Доктор Грин упорно возвращалась к вопросу, который самой Аллегре казался бессмысленным.
— Какая разница, если я не хочу замуж? — защищалась она.
— Но почему? Почему вам не нужен мужчина, который хотел бы на вас жениться? В чем дело, Аллегра? — не унималась доктор Грин.
— Но это же просто глупо! Роджер женился бы на мне, если бы я поехала с ним в Лондон. Я сама не захотела, у меня слишком бурная жизнь здесь, в Лос-Анджелесе.
— Почему вы думаете, что он бы на вас женился? — Порой Аллегре казалось, что доктор Грин похожа на маленького хорька, который залезает во все уголки и все вынюхивает, вынюхивает. — Он когда-нибудь это говорил?
— Мы на эту тему не разговаривали.
— И вас это не удивляет, Аллегра?
— Какая разница? С тех пор прошло два года, — начинала раздражаться она. Аллегра терпеть не могла, когда доктор Грин принималась за свои бесконечные расспросы. — Какое это имеет значение сейчас? — Все равно она слишком молода и слишком занята своей карьерой, чтобы выходить замуж.
— А как насчет Брэндона?
Доктор Грин никогда не забывала о Брэндоне, но Аллегре почему-то не нравилось обсуждать его с психоаналитиком. Ей казалось, что доктор Грин не понимает его ситуации или не осознает, как сильно травмировал его вынужденный брак.
— Когда он подает на развод?
— Когда они решат финансовые и имущественные вопросы, — обычно отвечала Аллегра, рассуждая как адвокат.
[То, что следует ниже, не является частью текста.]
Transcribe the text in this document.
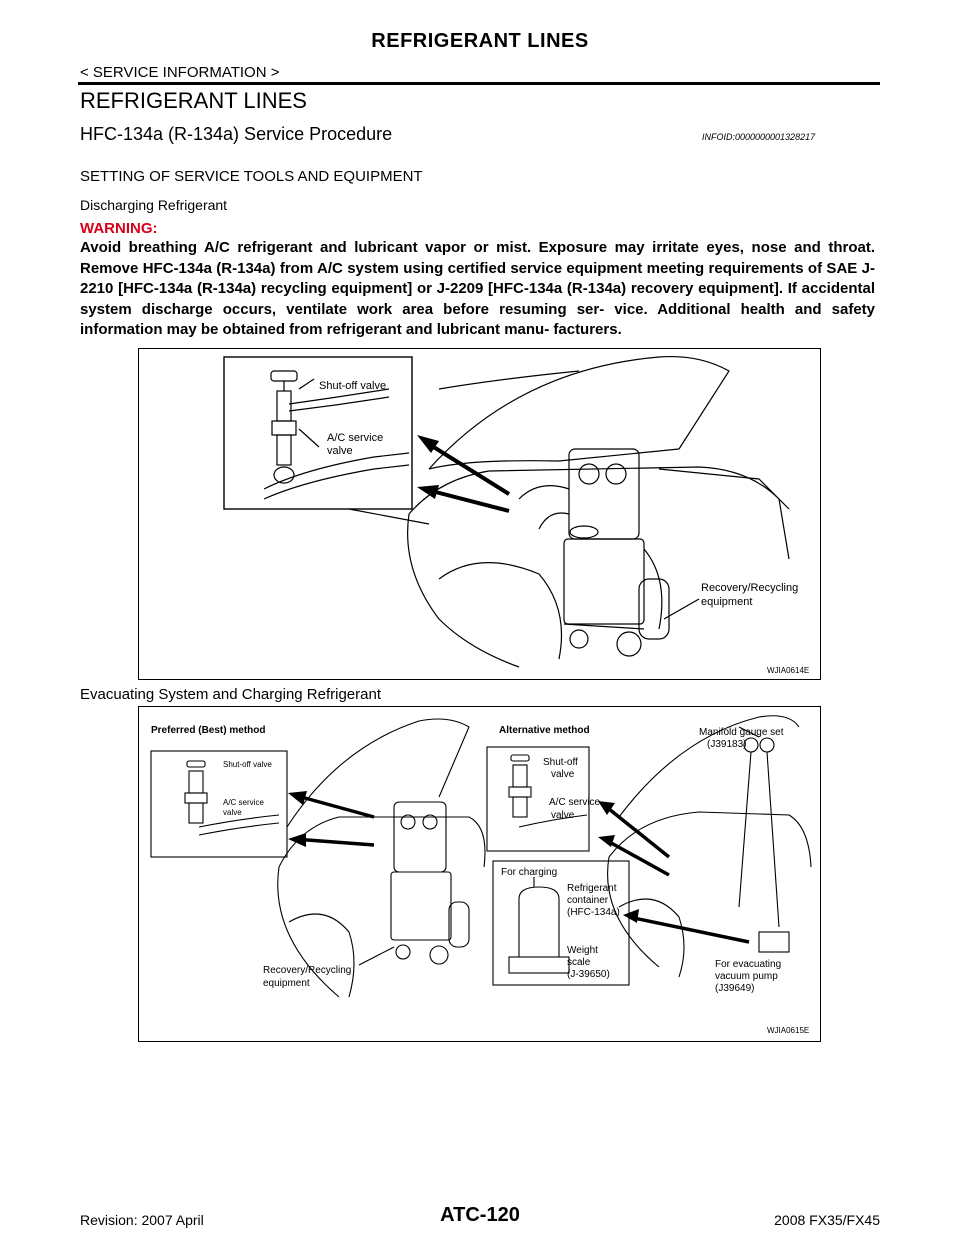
REFRIGERANT LINES
< SERVICE INFORMATION >
REFRIGERANT LINES
HFC-134a (R-134a) Service Procedure	INFOID:0000000001328217
SETTING OF SERVICE TOOLS AND EQUIPMENT
Discharging Refrigerant
WARNING:
Avoid breathing A/C refrigerant and lubricant vapor or mist. Exposure may irritate eyes, nose and throat. Remove HFC-134a (R-134a) from A/C system using certified service equipment meeting requirements of SAE J-2210 [HFC-134a (R-134a) recycling equipment] or J-2209 [HFC-134a (R-134a) recovery equipment]. If accidental system discharge occurs, ventilate work area before resuming ser- vice. Additional health and safety information may be obtained from refrigerant and lubricant manu- facturers.
Shut-off valve
A/C service
valve
Recovery/Recycling
equipment
WJIA0614E
Evacuating System and Charging Refrigerant
Preferred (Best) method	Alternative method
Shut-off valve
A/C service
valve
Shut-off
valve
A/C service
valve
Manifold gauge set
(J39183)
For charging
Refrigerant
container
(HFC-134a)
Weight
scale
(J-39650)
Recovery/Recycling
equipment
For evacuating
vacuum pump
(J39649)
WJIA0615E
Revision: 2007 April	ATC-120	2008 FX35/FX45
— А почему бы им не отделить одно от другого и не заняться сначала разводом? Ведь потом можно сколько угодно заниматься разделом имущества.
— Зачем? Какой в этом смысл? Нам же не обязательно жениться.
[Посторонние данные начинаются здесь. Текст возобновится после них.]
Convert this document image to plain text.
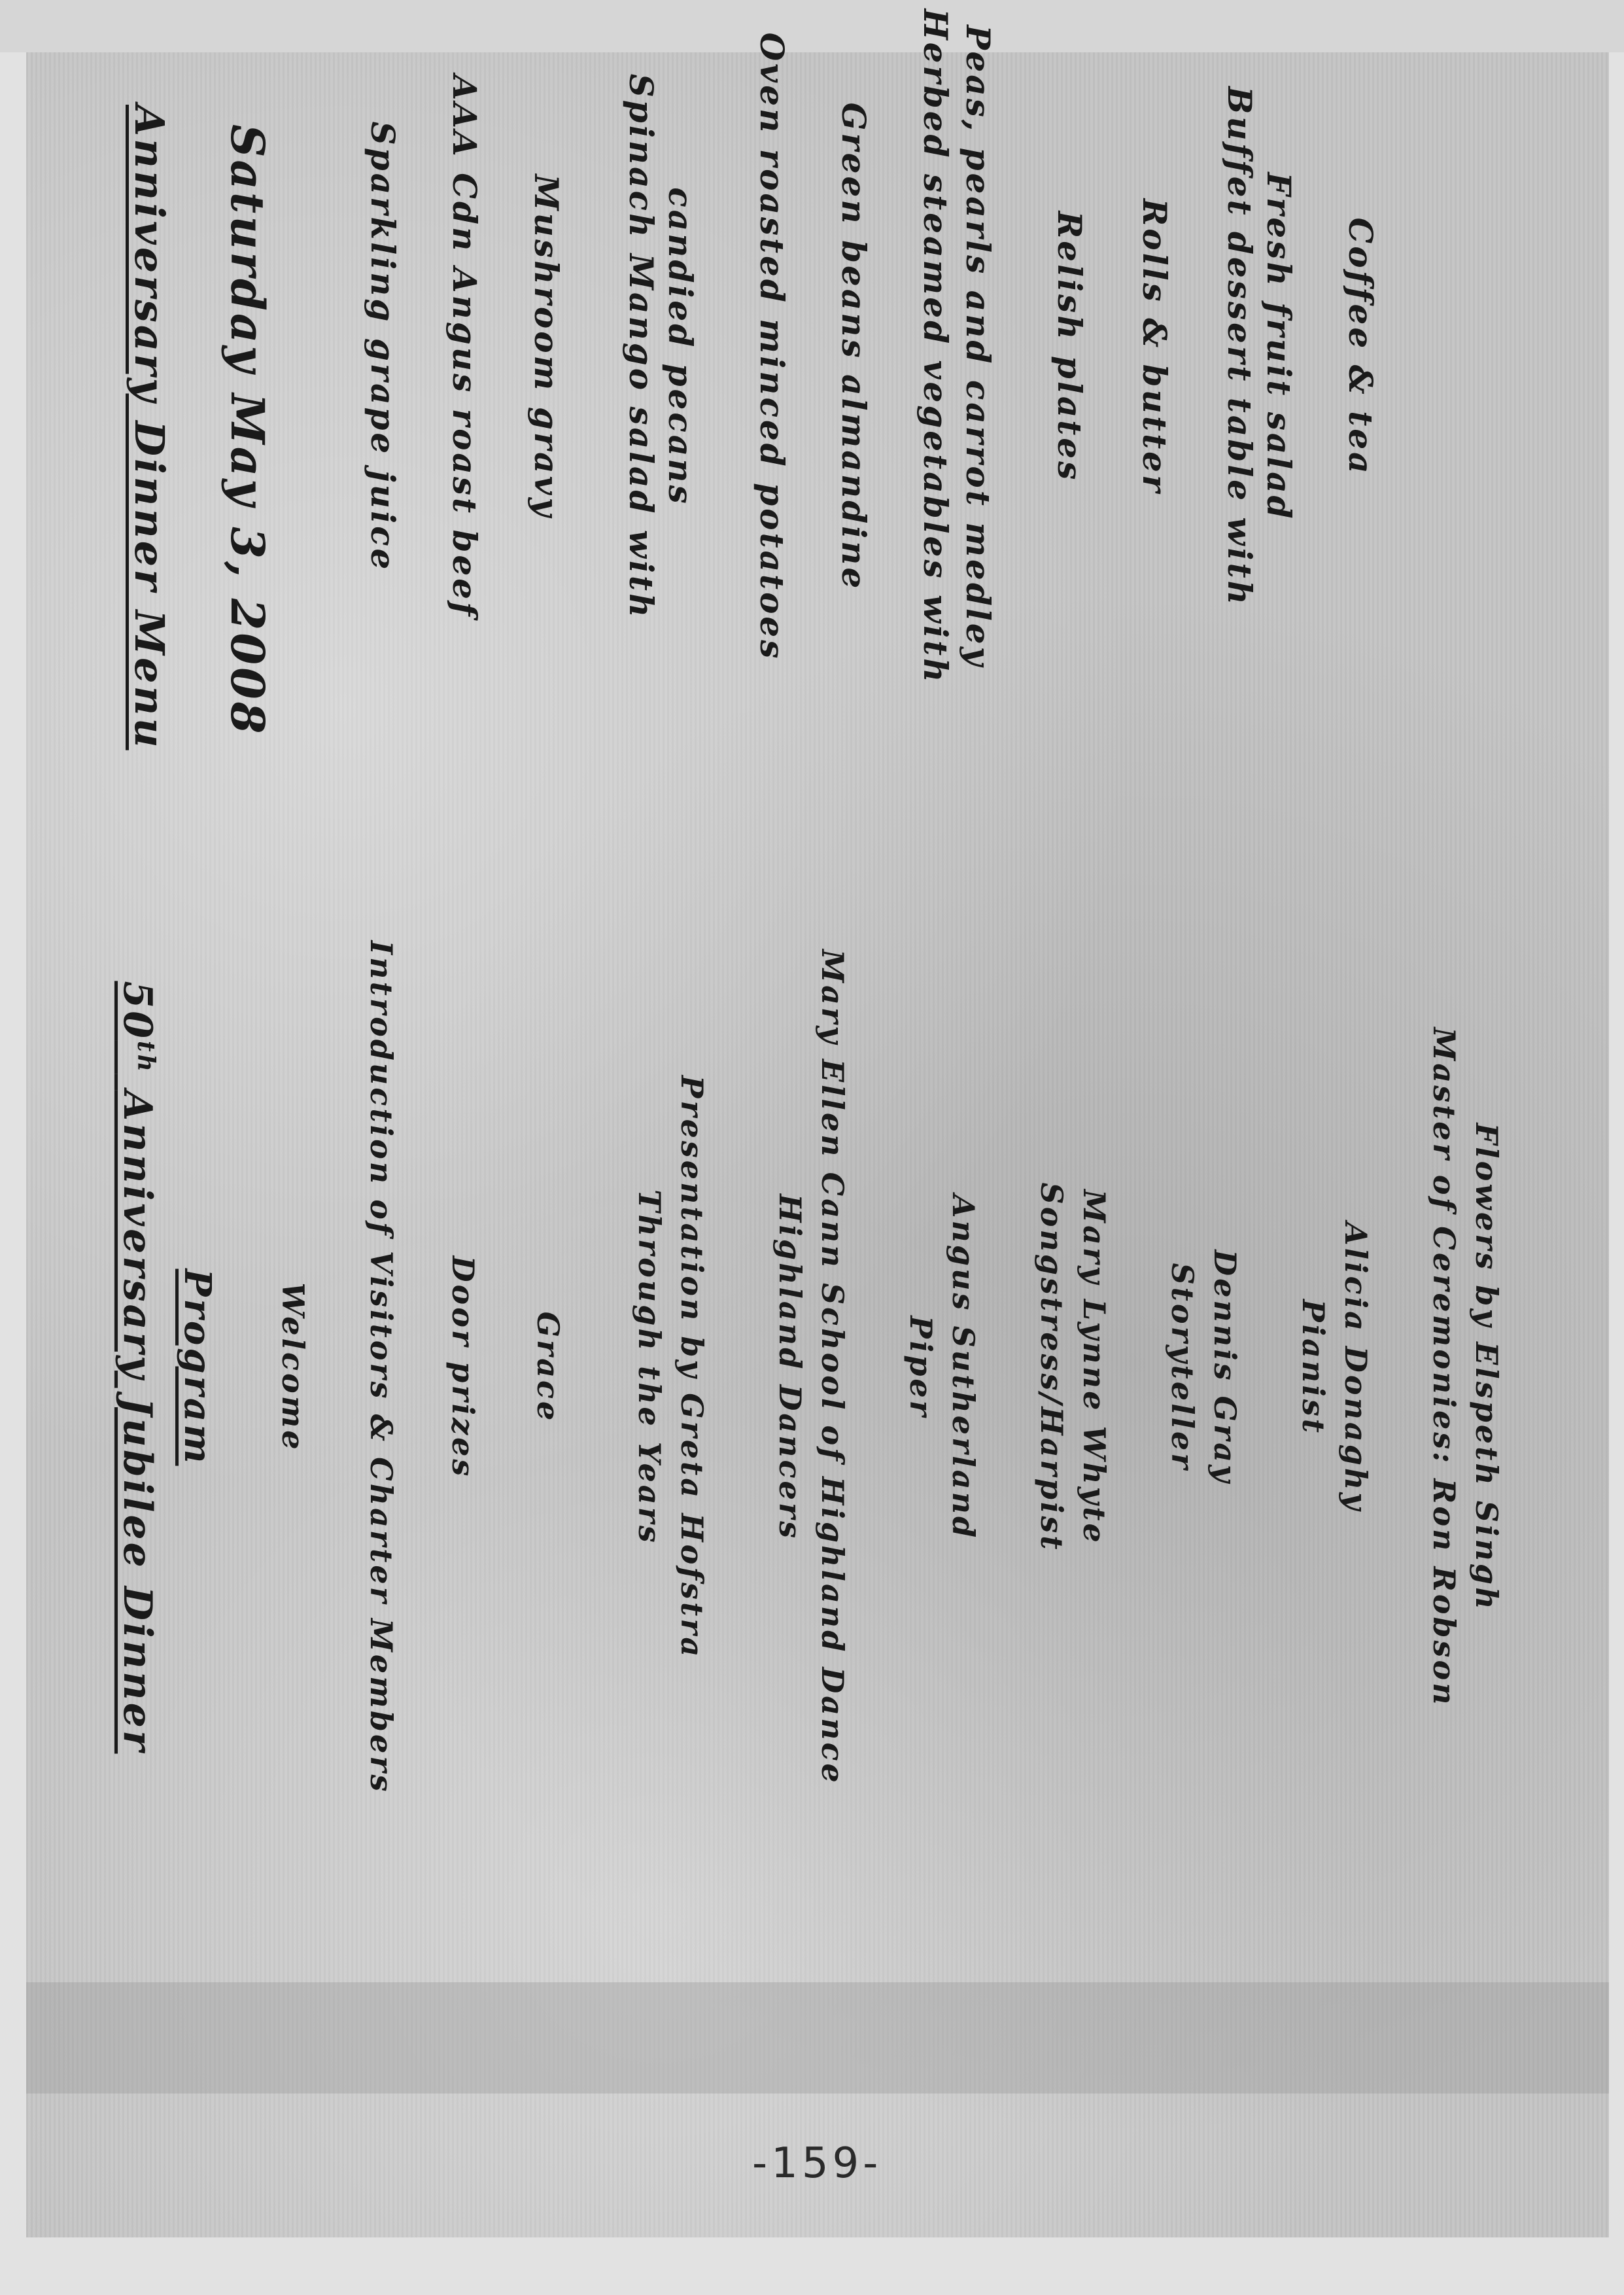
Anniversary Dinner Menu Saturday May 3, 2008	Sparkling grape juice AAA Cdn Angus roast beef Mushroom gravy Spinach Mango salad with candied pecans Oven roasted minced potatoes Green beans almandine Herbed steamed vegetables with Peas, pearls and carrot medley Relish plates Rolls & butter Buffet dessert table with Fresh fruit salad Coffee & tea
50th Anniversary Jubilee Dinner Program Welcome Introduction of Visitors & Charter Members Door prizes Grace Through the Years Presentation by Greta Hofstra Highland Dancers Mary Ellen Cann School of Highland Dance Piper Angus Sutherland Songstress/Harpist Mary Lynne Whyte Storyteller Dennis Gray Pianist Alicia Donaghy Master of Ceremonies: Ron Robson Flowers by Elspeth Singh
-159-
— Верно, не обязательно, но хочет ли он жениться? А вы, Аллегра, хотите за него замуж? Вы когда-нибудь обсуждали этот вопрос?
— Нам незачем его обсуждать, мы прекрасно понимаем
друг друга. Мы оба заняты, оба делаем карьеру, да и встречаемся только два года.
— Некоторые люди женятся и выходят замуж и после более короткого знакомства. Суть в другом. — Доктор Грин впилась в Аллегру взглядом своих проницательных карих глаз. — Не связались ли вы снова с мужчиной, который не хочет брать на себя обязательства?
— Конечно, нет! — Аллегра в который раз тщетно попыталась избегнуть пронизывающего, как луч лазера, взгляда. — Просто еще не время.
Обычно на этом месте доктор Грин кивала и ждала, что она скажет дальше.
За два года почти ничего не изменилось, только Аллегре было сначала двадцать семь, потом стало двадцать восемь, а теперь двадцать девять, в то время как раздельное проживание Брэндона с женой длилось уже два года. Его дочерям, Николь и Стефани, исполнилось одиннадцать и девять лет, а Джоанна до сих пор не преуспела в поисках работы. Как и Брэндон, Аллегра объясняла последнее обстоятельство отсутствием у нее образования. Незадолго до рождения старшей дочери Джоанна бросила колледж.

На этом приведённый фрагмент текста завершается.